By taking an annual sabbatical from championship, for what should in theory be two of the best months of the calendar year weather wise, the hurling board always runs the risk of having a wash-out such as that experienced last weekend.
That “time-out” from championship hurling needs to stop.
In his programme notes on Sunday, county hurling chairman Joe Byrne said the review group looking at hurling in the county is finalising its report.
He also went on to say that the board could “assure the Galway hurling public that we will act on the recommendations and it will improve many aspects of the way we conduct our business”.
Hopefully one of those recommendations will be to cull that lengthy break during the summer. It is not as if the experience has improved the county’s status on the inter-county stage.
Anyway, back to last Sunday’s exceedingly soggy experience.
A group of us stood near the stand in Athenry which was full to capacity long before the first throw-in by wise old owls who knew what was to come. Despite waterproof leggings, and some falsely advertised rain-proof jackets, we all got saturated.
The first to rightly break for the hills just after the second game started outlined his rational. “When the rain gets through your two jackets, through your jumper, through your shirt and hits skin.
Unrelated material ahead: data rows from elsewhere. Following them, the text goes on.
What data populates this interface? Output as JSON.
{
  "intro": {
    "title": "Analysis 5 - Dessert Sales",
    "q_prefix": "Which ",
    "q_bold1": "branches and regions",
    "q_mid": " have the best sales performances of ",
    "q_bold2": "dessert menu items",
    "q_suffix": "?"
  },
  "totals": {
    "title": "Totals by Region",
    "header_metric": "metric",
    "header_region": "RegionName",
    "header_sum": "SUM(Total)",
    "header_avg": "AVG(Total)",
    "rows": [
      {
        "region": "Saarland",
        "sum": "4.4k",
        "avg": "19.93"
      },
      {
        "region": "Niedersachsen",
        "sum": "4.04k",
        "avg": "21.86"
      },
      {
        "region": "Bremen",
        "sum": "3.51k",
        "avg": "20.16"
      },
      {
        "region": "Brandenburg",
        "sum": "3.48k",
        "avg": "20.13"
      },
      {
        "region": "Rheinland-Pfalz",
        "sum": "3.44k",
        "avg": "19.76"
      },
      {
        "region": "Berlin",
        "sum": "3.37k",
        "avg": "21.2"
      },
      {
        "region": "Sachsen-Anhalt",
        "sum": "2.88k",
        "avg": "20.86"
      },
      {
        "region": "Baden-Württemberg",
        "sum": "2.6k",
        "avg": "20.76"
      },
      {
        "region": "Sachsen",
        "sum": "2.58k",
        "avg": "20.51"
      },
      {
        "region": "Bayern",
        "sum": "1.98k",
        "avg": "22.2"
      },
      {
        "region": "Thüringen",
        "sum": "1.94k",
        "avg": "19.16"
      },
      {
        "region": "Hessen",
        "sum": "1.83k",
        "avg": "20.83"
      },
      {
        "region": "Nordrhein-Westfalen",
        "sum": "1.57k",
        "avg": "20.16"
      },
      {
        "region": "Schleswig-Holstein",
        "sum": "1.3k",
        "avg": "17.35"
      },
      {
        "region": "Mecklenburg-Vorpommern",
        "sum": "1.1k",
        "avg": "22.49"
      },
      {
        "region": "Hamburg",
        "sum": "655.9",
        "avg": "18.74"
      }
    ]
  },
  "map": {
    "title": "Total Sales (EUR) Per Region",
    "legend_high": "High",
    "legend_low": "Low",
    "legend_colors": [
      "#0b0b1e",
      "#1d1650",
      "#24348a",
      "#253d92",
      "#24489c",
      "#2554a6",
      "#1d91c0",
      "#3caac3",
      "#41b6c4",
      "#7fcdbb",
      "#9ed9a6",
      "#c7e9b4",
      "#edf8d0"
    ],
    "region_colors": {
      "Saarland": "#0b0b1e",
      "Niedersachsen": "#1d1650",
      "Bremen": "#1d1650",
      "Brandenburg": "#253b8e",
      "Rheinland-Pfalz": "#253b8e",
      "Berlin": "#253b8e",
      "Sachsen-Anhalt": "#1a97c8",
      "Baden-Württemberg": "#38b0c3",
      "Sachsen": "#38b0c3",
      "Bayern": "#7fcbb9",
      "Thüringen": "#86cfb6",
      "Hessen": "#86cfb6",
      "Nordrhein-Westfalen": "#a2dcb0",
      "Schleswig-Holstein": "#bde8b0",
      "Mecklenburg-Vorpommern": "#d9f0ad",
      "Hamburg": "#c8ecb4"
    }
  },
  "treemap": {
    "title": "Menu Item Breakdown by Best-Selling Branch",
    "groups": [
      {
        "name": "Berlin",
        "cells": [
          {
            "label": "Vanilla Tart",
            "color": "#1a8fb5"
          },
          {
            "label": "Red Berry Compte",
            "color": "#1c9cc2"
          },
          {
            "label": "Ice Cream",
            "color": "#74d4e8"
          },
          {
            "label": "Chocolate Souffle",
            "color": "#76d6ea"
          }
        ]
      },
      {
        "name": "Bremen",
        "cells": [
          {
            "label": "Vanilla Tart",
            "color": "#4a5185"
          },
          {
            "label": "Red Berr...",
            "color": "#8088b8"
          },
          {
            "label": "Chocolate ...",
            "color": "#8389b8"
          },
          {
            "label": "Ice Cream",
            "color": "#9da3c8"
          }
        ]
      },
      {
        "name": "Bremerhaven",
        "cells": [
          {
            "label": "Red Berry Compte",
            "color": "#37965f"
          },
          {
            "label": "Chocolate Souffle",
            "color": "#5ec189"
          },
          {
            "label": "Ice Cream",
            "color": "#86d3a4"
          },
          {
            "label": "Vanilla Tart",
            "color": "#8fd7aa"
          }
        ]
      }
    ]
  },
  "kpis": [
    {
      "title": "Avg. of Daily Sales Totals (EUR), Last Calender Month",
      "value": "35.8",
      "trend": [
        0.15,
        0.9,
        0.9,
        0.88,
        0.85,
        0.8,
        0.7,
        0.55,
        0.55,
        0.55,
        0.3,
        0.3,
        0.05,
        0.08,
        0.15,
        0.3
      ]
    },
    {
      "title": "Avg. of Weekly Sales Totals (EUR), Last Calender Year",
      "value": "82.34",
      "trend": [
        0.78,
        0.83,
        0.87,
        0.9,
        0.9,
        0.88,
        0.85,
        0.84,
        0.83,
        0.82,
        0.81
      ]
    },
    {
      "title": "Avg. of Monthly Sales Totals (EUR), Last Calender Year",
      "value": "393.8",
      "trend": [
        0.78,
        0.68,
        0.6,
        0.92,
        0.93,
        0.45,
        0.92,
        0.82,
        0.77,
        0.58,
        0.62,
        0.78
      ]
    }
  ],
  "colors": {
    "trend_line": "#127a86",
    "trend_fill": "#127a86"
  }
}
It is time to bail out.”
Gort had by then qualified on a score-line of 1-11 to 0-10 for their first county final since 2008, when they succumbed by 1-18 to 2-7 to an all-conquering Portumna outfit.
Quinn’s free-taking vital
In such monsoon conditions, free taking was always going to be crucial, and in that regard, Mattie Murphy was well served by the dependable Gerry Quinn who notched 0-7 (6fs ) from wing-forward.
The killing stroke to the St Thomas challenge was supplied by Richie Cummins who got in on the end of an Aidan Harte delivery to rifle past the helpless James Barrett with two minutes of normal time remaining.
Cummins had been lively all through the contest at corner forward and his pace caused considerable trouble for Justin Kelly.
A key score for the Gort men had arrived just before half-time when impressive centre-back Brian Regan scored a tremendous point from distance. They had been out-hurled by St Thomas in many departments in that first half, yet they found themselves one point in front, 0-7 to 0-6.
Corner back Andy Coen also raised an important white flag in the second half from a long distance free to edge his side in front at a critical stage.
Despite the best efforts of impressive wing-back Darragh Burke, who hit four points - three from placed balls - Bernard Burke and Conor Cooney, who scored five points between them, the Gort defence held firm in the second half and excelled in the last quarter and in the nine minutes of injury time that was added on by referee Christy Browne.
St Thomas tried might and main in the dying minutes to breach the resolute Gort defence for the goal that would give them another day out. It was not to be and, when Gort veteran Ollie Fahy drove over a fine point from a ground stroke, there was no fairytale ending for the youthful lads from Peterswell and Kilchreest and their management team of John Burke, Jimmy Kelly and Justin Flannery.
They have enjoyed a productive season reaching their first semi-final since 1989, but it is over now.
Gort will believe they are on the cusp of something special. They are now only 60 minutes away from annexing the Tom Callanan Cup for the first time since 1983.
Gort: Peter Cummins, Andy Coen 0-1 (1f ) , Mark McMahon, Michael Cummins, Greg Lally, Brian Regan 0-1, Jason Grealish, Sean Forde, Sylvie Óg Linnane, Gerry Quinn 0-7 (6fs ), Aiden Harte, Paul Killilea, Richie Cummins 1-0, Ollie Fahy 0-1, Ger O’Donoghue 0-1. Subs: K Killilea for Forde (43 ), M Nestor for O’Donoghue (45 ), A Mullins for Quinn (59 ), T Linnane for M Cummins (65 ).